Stealth Blocking

David Schwartz davids at webmaster.com
Thu May 24 00:24:04 UTC 2001


> > From: David Schwartz [mailto:davids at webmaster.com]
> > Sent: Wednesday, May 23, 2001 4:54 PM
> >
> > > In the PURE war, one ONLY shoots confirmed bad-guys and has ZERO
> > > collateral damage.
> >
> > 	So if someone has a machine gun and is firing randomly,
> > you don't act to stop him until he happens to hit someone?
>
> Lottsa mitigating circumstances here;
> .Are they shooting spam?
> .Are they trying to hit anyone?

	How can you tell if you don't check? As soon as you have reason to believe
they're creating a hazzard to innocent people, you are justified in checking
if they really are. This has been standard Internet practice since day one.

	Think about ident for a second. If someone makes a TCP connection to you,
many people make a return TCP connection to port 113 to log the user name of
the user making the connection. But maybe the adminstrator of the machine
considers connecting to port 113 to check who his users are an invasion of
his privacy. What about that?

	And the answer is really simple. If you went around connecting to port 113
on random machines, there'd be a justifable grounds for complaint. But if
somebody else connects to you, you can connect back to them to decide how
you want to handle their connection. They fired first.

> One spammer is no justification for nuking their entire city. Targeted
> response, sir ... targeted response. That's what MAPS is, a laser
> beam, not
> a hand granade.

	Absolutely. Probe the machine that is of concern, not whole blocks
randomly.

> > That's madness. [I] don't advocate
> > random scanning, as it is unethical to probe random people for
> > vulnerability. However, once you know there is in fact an
> > open relay, you are entirely justified in blocking it.

> Agreed, but its open-relay status is irrelevent. The fact that one has
> proof-positive of spam, from that site, is.

	No, its open-relay status is not irrelevant. If you know a site is an open
relay, however you know this, and you want to block open relays (which I do)
and it's my right to block open relays, then I will block them. How I find
out they're an open relay is another story. The usual way is you probe a
site when it becomes an actual problem.

	So let me ask you three questions:

	1) If I find out a site is an open relay by legitimate means, do you agree
that I have the right to block it if I want to?

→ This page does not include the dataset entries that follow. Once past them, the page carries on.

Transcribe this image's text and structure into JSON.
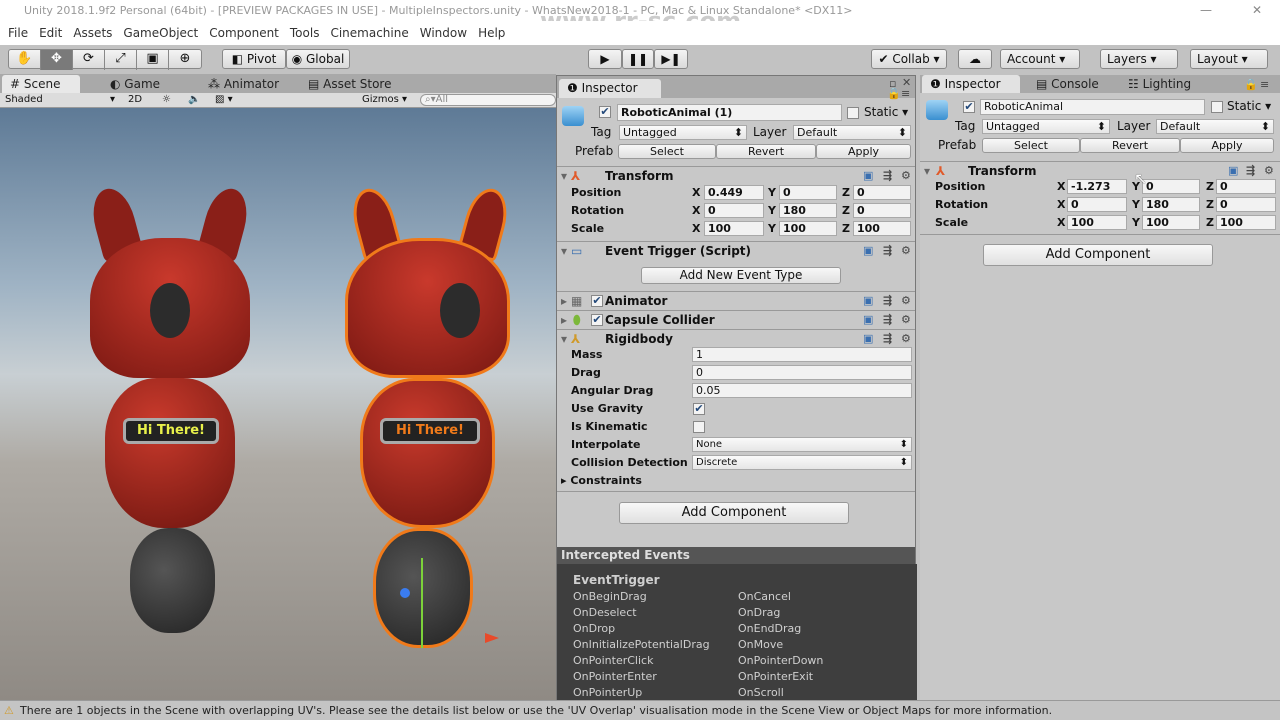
{
  "window": {
    "title": "Unity 2018.1.9f2 Personal (64bit) - [PREVIEW PACKAGES IN USE] - MultipleInspectors.unity - WhatsNew2018-1 - PC, Mac & Linux Standalone* <DX11>",
    "watermark": "www.rr-sc.com"
  },
  "menu": [
    "File",
    "Edit",
    "Assets",
    "GameObject",
    "Component",
    "Tools",
    "Cinemachine",
    "Window",
    "Help"
  ],
  "toolbar": {
    "tools": [
      "hand-tool",
      "move-tool",
      "rotate-tool",
      "scale-tool",
      "rect-tool",
      "transform-tool"
    ],
    "active_tool": "move-tool",
    "pivot": "Pivot",
    "global": "Global",
    "collab": "Collab",
    "account": "Account",
    "layers": "Layers",
    "layout": "Layout"
  },
  "left_tabs": [
    "Scene",
    "Game",
    "Animator",
    "Asset Store"
  ],
  "scenebar": {
    "shading": "Shaded",
    "mode2d": "2D",
    "gizmos": "Gizmos",
    "search_placeholder": "All"
  },
  "scene": {
    "sign_left": "Hi There!",
    "sign_right": "Hi There!"
  },
  "inspector1": {
    "tab": "Inspector",
    "name": "RoboticAnimal (1)",
    "static": "Static",
    "tag_label": "Tag",
    "tag": "Untagged",
    "layer_label": "Layer",
    "layer": "Default",
    "prefab_label": "Prefab",
    "prefab_buttons": [
      "Select",
      "Revert",
      "Apply"
    ],
    "transform": {
      "title": "Transform",
      "rows": [
        {
          "label": "Position",
          "x": "0.449",
          "y": "0",
          "z": "0"
        },
        {
          "label": "Rotation",
          "x": "0",
          "y": "180",
          "z": "0"
        },
        {
          "label": "Scale",
          "x": "100",
          "y": "100",
          "z": "100"
        }
      ]
    },
    "event_trigger": {
      "title": "Event Trigger (Script)",
      "button": "Add New Event Type"
    },
    "animator": "Animator",
    "capsule": "Capsule Collider",
    "rigidbody": {
      "title": "Rigidbody",
      "fields": [
        {
          "label": "Mass",
          "value": "1"
        },
        {
          "label": "Drag",
          "value": "0"
        },
        {
          "label": "Angular Drag",
          "value": "0.05"
        }
      ],
      "use_gravity": "Use Gravity",
      "use_gravity_checked": true,
      "is_kinematic": "Is Kinematic",
      "is_kinematic_checked": false,
      "interpolate_label": "Interpolate",
      "interpolate": "None",
      "collision_label": "Collision Detection",
      "collision": "Discrete",
      "constraints": "Constraints"
    },
    "add_component": "Add Component",
    "intercepted": {
      "title": "Intercepted Events",
      "heading": "EventTrigger",
      "col1": [
        "OnBeginDrag",
        "OnDeselect",
        "OnDrop",
        "OnInitializePotentialDrag",
        "OnPointerClick",
        "OnPointerEnter",
        "OnPointerUp"
      ],
      "col2": [
        "OnCancel",
        "OnDrag",
        "OnEndDrag",
        "OnMove",
        "OnPointerDown",
        "OnPointerExit",
        "OnScroll"
      ]
    }
  },
  "inspector2": {
    "tabs": [
      "Inspector",
      "Console",
      "Lighting"
    ],
    "name": "RoboticAnimal",
    "static": "Static",
    "tag_label": "Tag",
    "tag": "Untagged",
    "layer_label": "Layer",
    "layer": "Default",
    "prefab_label": "Prefab",
    "prefab_buttons": [
      "Select",
      "Revert",
      "Apply"
    ],
    "transform": {
      "title": "Transform",
      "rows": [
        {
          "label": "Position",
          "x": "-1.273",
          "y": "0",
          "z": "0"
        },
        {
          "label": "Rotation",
          "x": "0",
          "y": "180",
          "z": "0"
        },
        {
          "label": "Scale",
          "x": "100",
          "y": "100",
          "z": "100"
        }
      ]
    },
    "add_component": "Add Component"
  },
  "status": "There are 1 objects in the Scene with overlapping UV's. Please see the details list below or use the 'UV Overlap' visualisation mode in the Scene View or Object Maps for more information.",
  "colors": {
    "robot": "#a3231c",
    "selection": "#f07a1a",
    "sign_text": "#e8f04a"
  }
}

	2) If a site sends me spam or otherwise inconveniences me, do you agree
that I have the right to probe it to see if it's an open relay if I wish to
do so?

	3) Do you think it's unreasonable to block known open relays as a
protection against future spam.

	Notice I'm not asking anything about probing random blocks. You and I agree
that this isn't justifiable.

> > And if you have legitimate reason to
> > suspect a site is an open relay, you are entirely justified
> > in probing it to see whether or not it is.

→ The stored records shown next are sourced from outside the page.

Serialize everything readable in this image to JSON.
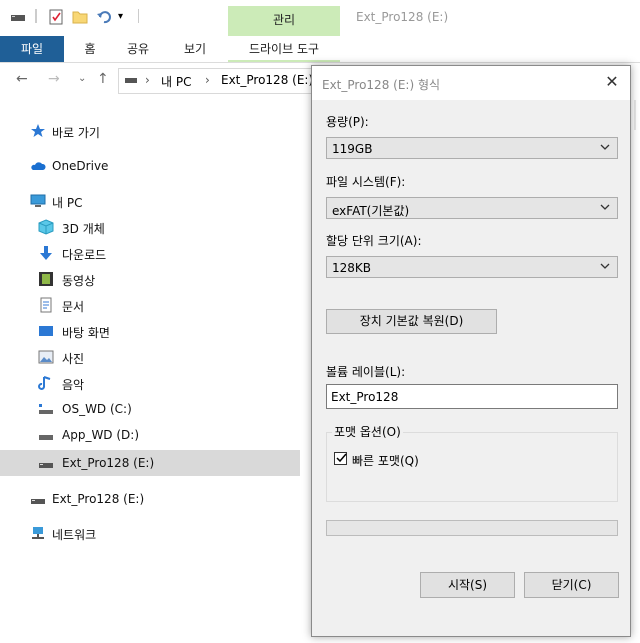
{
  "ribbon": {
    "manage_tab": "관리",
    "window_title": "Ext_Pro128 (E:)",
    "tabs": {
      "file": "파일",
      "home": "홈",
      "share": "공유",
      "view": "보기",
      "drive_tools": "드라이브 도구"
    }
  },
  "address": {
    "this_pc": "내 PC",
    "current": "Ext_Pro128 (E:)",
    "separator": "›"
  },
  "sidebar": {
    "items": [
      {
        "label": "바로 가기",
        "icon": "star-icon"
      },
      {
        "label": "OneDrive",
        "icon": "cloud-icon"
      },
      {
        "label": "내 PC",
        "icon": "computer-icon"
      },
      {
        "label": "3D 개체",
        "icon": "cube-icon"
      },
      {
        "label": "다운로드",
        "icon": "download-icon"
      },
      {
        "label": "동영상",
        "icon": "video-icon"
      },
      {
        "label": "문서",
        "icon": "document-icon"
      },
      {
        "label": "바탕 화면",
        "icon": "desktop-icon"
      },
      {
        "label": "사진",
        "icon": "picture-icon"
      },
      {
        "label": "음악",
        "icon": "music-icon"
      },
      {
        "label": "OS_WD (C:)",
        "icon": "os-drive-icon"
      },
      {
        "label": "App_WD (D:)",
        "icon": "drive-icon"
      },
      {
        "label": "Ext_Pro128 (E:)",
        "icon": "usb-drive-icon"
      },
      {
        "label": "Ext_Pro128 (E:)",
        "icon": "usb-drive-icon"
      },
      {
        "label": "네트워크",
        "icon": "network-icon"
      }
    ]
  },
  "dialog": {
    "title": "Ext_Pro128 (E:) 형식",
    "close_glyph": "✕",
    "capacity_label": "용량(P):",
    "capacity_value": "119GB",
    "fs_label": "파일 시스템(F):",
    "fs_value": "exFAT(기본값)",
    "unit_label": "할당 단위 크기(A):",
    "unit_value": "128KB",
    "restore_button": "장치 기본값 복원(D)",
    "volume_label": "볼륨 레이블(L):",
    "volume_value": "Ext_Pro128",
    "format_options": "포맷 옵션(O)",
    "quick_format": "빠른 포맷(Q)",
    "quick_format_checked": true,
    "progress": 0,
    "start_button": "시작(S)",
    "close_button": "닫기(C)"
  },
  "colors": {
    "accent_file_tab": "#1f5f97",
    "manage_tab": "#ccebb8",
    "selected_nav": "#d9d9d9"
  }
}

> No you are not, by your own ethical standards. Suspicion is not
> proof. Only
> a piece of spam, in hand, from that specific site, is sufficient grounds.

	If you really believe what I think you're saying, then you would have to
object to, for example, the ident protocol.

> > 	If your neighbor is aiming a gun at you, you are
> > justified in checking to see if it's loaded.

> No you are not, you assume that it is and fire first <grin>. But, you are
> not justified in taking out his whole block, including the other
> neighbors.
> You are not allowed ANY collateral damage. Anything less is sloppy anyway.
> What's the matter, ain't you that good? Can't you aim?

	The only collateral damage is that the man's children lose their father.
There's nothing you can do about that. Similarly, if you block a site that's
a known problem, you inconvenience any legitimate mail traffic that might
have passed through that site. But that's the kind of collateral damage
that's unavoidable. Unfortunately, you have to make hazardous
misconfigurations inconveniencing or they won't be fixed.